Yes. I think the foundations of that relationship are supernatural strength, and oftentimes she’s injecting me and infusing me with, “Hey, hey, hey, don’t get worldly. Don’t get fearful. We’re taken care of from on high.” Then there’s some opportunities this season where I get to kind of do that for her as well. She gets me over the hump. And then from there, Judd really wants to be a good dad. She helps him get to the point where he is like, “OK, I can raise my family and still be of real value hopefully to this young man.”

Sierra McClain as Grace, Jim Parrack as Judd in 9-1-1 Lone Star


Let me just say I’m so happy that we didn’t see Judd try to hide any of this from Grace because that can happen on TV shows. And it was obvious that he was going to tell her.

That’s right. Tim Minear told me something when he was telling me about the episode. He said, “Look, this isn’t a scandal. This is a real family problem. I’m very, very protective of Judd and Grace.” I said, “Well, good, man. I’m glad.” I’m glad you get to see two people handle things in a healthy way, ’cause out here on earth, that’s not always an easy thing to do. And as you said, on TV, you rarely get to see it because there’s not a lot of drama typically in people going about their lives in healthy, productive ways. So usually you see a meltdown and then everybody has to rebuild. But I thought this is a fresh take on a healthy couple doing the right thing in the face of a real challenge.

How much are we going to see Wyatt? How much is Judd going to see him? Is that very much up in the air?

At this point, I think so.

How is Judd feeling about Billy [Billy Burke] after everything? They do have a long history and he did help Grace while she was in labor…

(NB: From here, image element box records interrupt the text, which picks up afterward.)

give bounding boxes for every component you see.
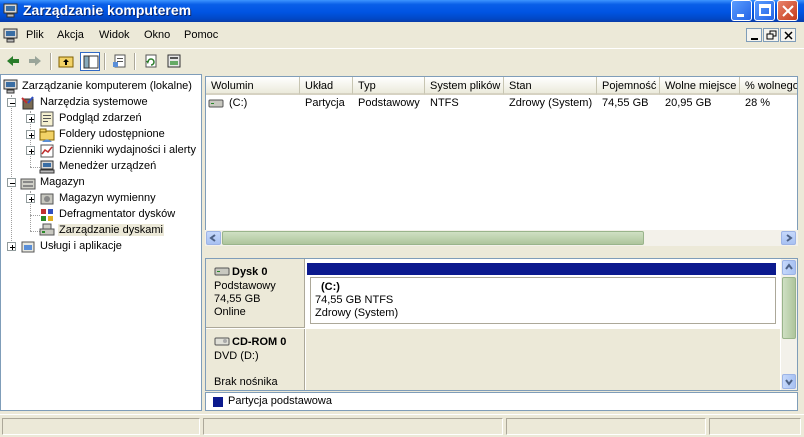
disk-management-icon — [39, 223, 55, 239]
collapse-toggle[interactable] — [7, 98, 16, 107]
help-icon — [167, 54, 181, 68]
removable-storage-icon — [39, 191, 55, 207]
menu-plik[interactable]: Plik — [26, 29, 44, 41]
refresh-button[interactable] — [141, 52, 161, 71]
storage-icon — [20, 175, 36, 191]
up-folder-icon — [58, 56, 74, 68]
cdrom-0-label[interactable]: CD-ROM 0 DVD (D:) Brak nośnika — [206, 329, 305, 390]
title-bar: Zarządzanie komputerem — [0, 0, 804, 22]
menu-okno[interactable]: Okno — [144, 29, 170, 41]
forward-arrow-icon — [29, 56, 41, 66]
services-applications-icon — [20, 239, 36, 255]
status-segment — [203, 418, 503, 435]
console-window-icon[interactable] — [3, 28, 19, 44]
back-arrow-icon — [7, 56, 19, 66]
disk-map[interactable]: Dysk 0 Podstawowy 74,55 GB Online (C:) 7… — [205, 258, 798, 391]
window-title: Zarządzanie komputerem — [23, 2, 192, 18]
volume-list[interactable]: Wolumin Układ Typ System plików Stan Poj… — [205, 76, 798, 246]
toolbar-separator — [104, 53, 106, 70]
computer-management-icon — [3, 3, 19, 18]
help-button[interactable] — [164, 52, 184, 71]
disk-0-label[interactable]: Dysk 0 Podstawowy 74,55 GB Online — [206, 259, 305, 328]
legend-swatch — [213, 397, 223, 407]
column-header-system-plikow[interactable]: System plików — [425, 77, 504, 95]
up-one-level-button[interactable] — [56, 52, 76, 71]
refresh-icon — [145, 54, 157, 68]
toolbar-separator — [50, 53, 52, 70]
minimize-button[interactable] — [731, 0, 752, 21]
column-header-uklad[interactable]: Układ — [300, 77, 353, 95]
shared-folder-icon — [39, 127, 55, 143]
defragmenter-icon — [39, 207, 55, 223]
tools-icon — [20, 95, 36, 111]
properties-icon — [113, 54, 126, 68]
legend: Partycja podstawowa — [205, 392, 798, 411]
console-tree[interactable]: Zarządzanie komputerem (lokalne) Narzędz… — [0, 74, 202, 411]
cdrom-empty-area — [306, 329, 780, 390]
scroll-up-arrow[interactable] — [782, 260, 796, 275]
cdrom-icon — [214, 335, 230, 347]
scroll-thumb[interactable] — [222, 231, 644, 245]
column-header-procent-wolnego[interactable]: % wolnego — [740, 77, 797, 95]
toolbar-separator — [134, 53, 136, 70]
device-manager-icon — [39, 159, 55, 175]
cell-typ: Podstawowy — [358, 97, 420, 109]
properties-button[interactable] — [110, 52, 130, 71]
status-segment — [709, 418, 801, 435]
expand-toggle[interactable] — [26, 194, 35, 203]
scroll-right-arrow[interactable] — [781, 231, 796, 245]
column-header-wolne-miejsce[interactable]: Wolne miejsce — [660, 77, 740, 95]
status-segment — [2, 418, 200, 435]
collapse-toggle[interactable] — [7, 178, 16, 187]
menu-bar: Plik Akcja Widok Okno Pomoc — [0, 25, 804, 47]
maximize-button[interactable] — [754, 0, 775, 21]
toolbar — [0, 48, 804, 73]
cell-system-plikow: NTFS — [430, 97, 459, 109]
horizontal-scrollbar[interactable] — [205, 230, 798, 246]
back-button[interactable] — [3, 52, 23, 71]
child-close-button[interactable] — [780, 28, 796, 42]
cell-pojemnosc: 74,55 GB — [602, 97, 649, 109]
event-viewer-icon — [39, 111, 55, 127]
scroll-thumb[interactable] — [782, 277, 796, 339]
expand-toggle[interactable] — [26, 130, 35, 139]
column-header-typ[interactable]: Typ — [353, 77, 425, 95]
menu-widok[interactable]: Widok — [99, 29, 130, 41]
cell-wolne-miejsce: 20,95 GB — [665, 97, 712, 109]
menu-akcja[interactable]: Akcja — [57, 29, 84, 41]
expand-toggle[interactable] — [7, 242, 16, 251]
cell-procent-wolnego: 28 % — [745, 97, 771, 109]
partition-color-bar — [307, 263, 776, 275]
hard-disk-icon — [214, 265, 230, 277]
cell-stan: Zdrowy (System) — [509, 97, 593, 109]
show-hide-tree-icon — [83, 55, 99, 69]
column-header-pojemnosc[interactable]: Pojemność — [597, 77, 660, 95]
vertical-scrollbar[interactable] — [781, 259, 797, 390]
performance-logs-icon — [39, 143, 55, 159]
computer-management-icon — [3, 79, 19, 95]
cell-uklad: Partycja — [305, 97, 345, 109]
drive-icon — [208, 97, 224, 111]
status-segment — [506, 418, 706, 435]
column-header-wolumin[interactable]: Wolumin — [206, 77, 300, 95]
expand-toggle[interactable] — [26, 114, 35, 123]
close-button[interactable] — [777, 0, 798, 21]
tree-root-label: Zarządzanie komputerem (lokalne) — [22, 80, 192, 92]
show-hide-tree-button[interactable] — [80, 52, 100, 71]
child-restore-button[interactable] — [763, 28, 779, 42]
volume-c[interactable]: (C:) 74,55 GB NTFS Zdrowy (System) — [310, 277, 776, 324]
legend-label: Partycja podstawowa — [228, 395, 332, 407]
tree-connector — [11, 95, 12, 247]
expand-toggle[interactable] — [26, 146, 35, 155]
child-minimize-button[interactable] — [746, 28, 762, 42]
scroll-down-arrow[interactable] — [782, 374, 796, 389]
column-header-stan[interactable]: Stan — [504, 77, 597, 95]
pane-splitter[interactable] — [205, 248, 798, 258]
forward-button[interactable] — [25, 52, 45, 71]
scroll-left-arrow[interactable] — [206, 231, 221, 245]
menu-pomoc[interactable]: Pomoc — [184, 29, 218, 41]
cell-wolumin: (C:) — [229, 97, 248, 109]
status-bar — [0, 414, 804, 437]
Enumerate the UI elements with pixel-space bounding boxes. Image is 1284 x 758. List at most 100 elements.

It’s tough. One of the things I think Judd is learning from Grace is that you can forgive people, but you still probably need to make an adjustment and not forget. Just being married to that woman, Judd would be the kind of guy who would say, “OK, I don’t want to walk around with this resentment towards somebody I used to love. I want to lay that down. On the other hand, this dude can’t come around my 126 family, and this dude can’t come around my real family. This isn’t somebody that can have the keys to those things anymore.”

What else is coming up?

Just as a show and as a group of people, I think we’re getting better together. I think we’re getting stronger in our parts. It’s not just the cast. The crew’s really finding a rhythm and there’s no way that we’re not going to just be improving these stories as we tell them because we’re kind of hitting our stride. The first two seasons are great, but I think we’re really starting to understand what’s underneath this story and what’s underneath this story is the people telling the stories have to make them personal, and so the cast is up for that. The writing room is up for that. We’re trying to tell personal stories in an entertaining way that connect to people. I think we’re probably poised to do that better than we ever have been before.